CAPEC-147: XML Ping of the Death
An attacker initiates a resource depletion attack where a large number of small XML messages are delivered at a sufficiently rapid rate to cause a denial of service or crash of the target. Transactions such as repetitive SOAP transactions can deplete resources faster than a simple flooding attack because of the additional resources used by the SOAP protocol and the resources necessary to process SOAP messages. The transactions used are immaterial as long as they cause resource utilization on the target. In other words, this is a normal flooding attack augmented by using messages that will require extra processing on the target.

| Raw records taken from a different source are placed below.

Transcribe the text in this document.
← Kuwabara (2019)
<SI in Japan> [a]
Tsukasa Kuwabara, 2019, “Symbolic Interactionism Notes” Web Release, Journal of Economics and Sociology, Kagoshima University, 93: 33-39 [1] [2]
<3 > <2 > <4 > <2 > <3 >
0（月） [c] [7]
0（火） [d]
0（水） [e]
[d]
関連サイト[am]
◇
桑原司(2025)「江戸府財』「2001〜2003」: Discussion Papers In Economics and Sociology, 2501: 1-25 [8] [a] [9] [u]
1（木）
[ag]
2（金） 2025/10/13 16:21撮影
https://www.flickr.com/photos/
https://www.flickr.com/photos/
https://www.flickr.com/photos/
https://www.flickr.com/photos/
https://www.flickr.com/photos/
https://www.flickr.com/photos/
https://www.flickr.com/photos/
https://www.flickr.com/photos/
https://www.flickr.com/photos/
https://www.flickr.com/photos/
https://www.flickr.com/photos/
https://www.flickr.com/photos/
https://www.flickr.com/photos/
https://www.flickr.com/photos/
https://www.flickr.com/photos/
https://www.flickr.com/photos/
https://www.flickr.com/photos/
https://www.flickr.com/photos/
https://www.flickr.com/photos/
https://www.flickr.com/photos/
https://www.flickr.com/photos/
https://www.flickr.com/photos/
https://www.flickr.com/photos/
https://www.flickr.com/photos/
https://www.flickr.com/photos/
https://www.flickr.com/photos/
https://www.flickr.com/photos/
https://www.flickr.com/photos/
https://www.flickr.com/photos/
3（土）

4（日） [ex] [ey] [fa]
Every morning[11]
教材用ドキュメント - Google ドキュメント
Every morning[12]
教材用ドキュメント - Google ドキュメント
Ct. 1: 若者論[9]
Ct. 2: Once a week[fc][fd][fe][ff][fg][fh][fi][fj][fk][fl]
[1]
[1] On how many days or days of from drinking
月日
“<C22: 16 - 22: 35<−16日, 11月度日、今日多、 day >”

CAPEC-227: Sustained Client Engagement
An adversary attempts to deny legitimate users access to a resource by continually engaging a specific resource in an attempt to keep the resource tied up as long as possible. The adversary's primary goal is not to crash or flood the target, which would alert defenders; rather it is to repeatedly perform actions or abuse algorithmic flaws such that a given resource is tied up and not available to a legitimate user. By carefully crafting a requests that keep the resource engaged through what is seemingly benign requests, legitimate users are limited or completely denied access to the resource.
CAPEC-492: Regular Expression Exponential Blowup
An adversary may execute an attack on a program that uses a poor Regular Expression(Regex) implementation by choosing input that results in an extreme situation for the Regex. A typical extreme situation operates at exponential time compared to the input size. This is due to most implementations using a Nondeterministic Finite Automaton(NFA) state machine to be built by the Regex algorithm since NFA allows backtracking and thus more complex regular expressions.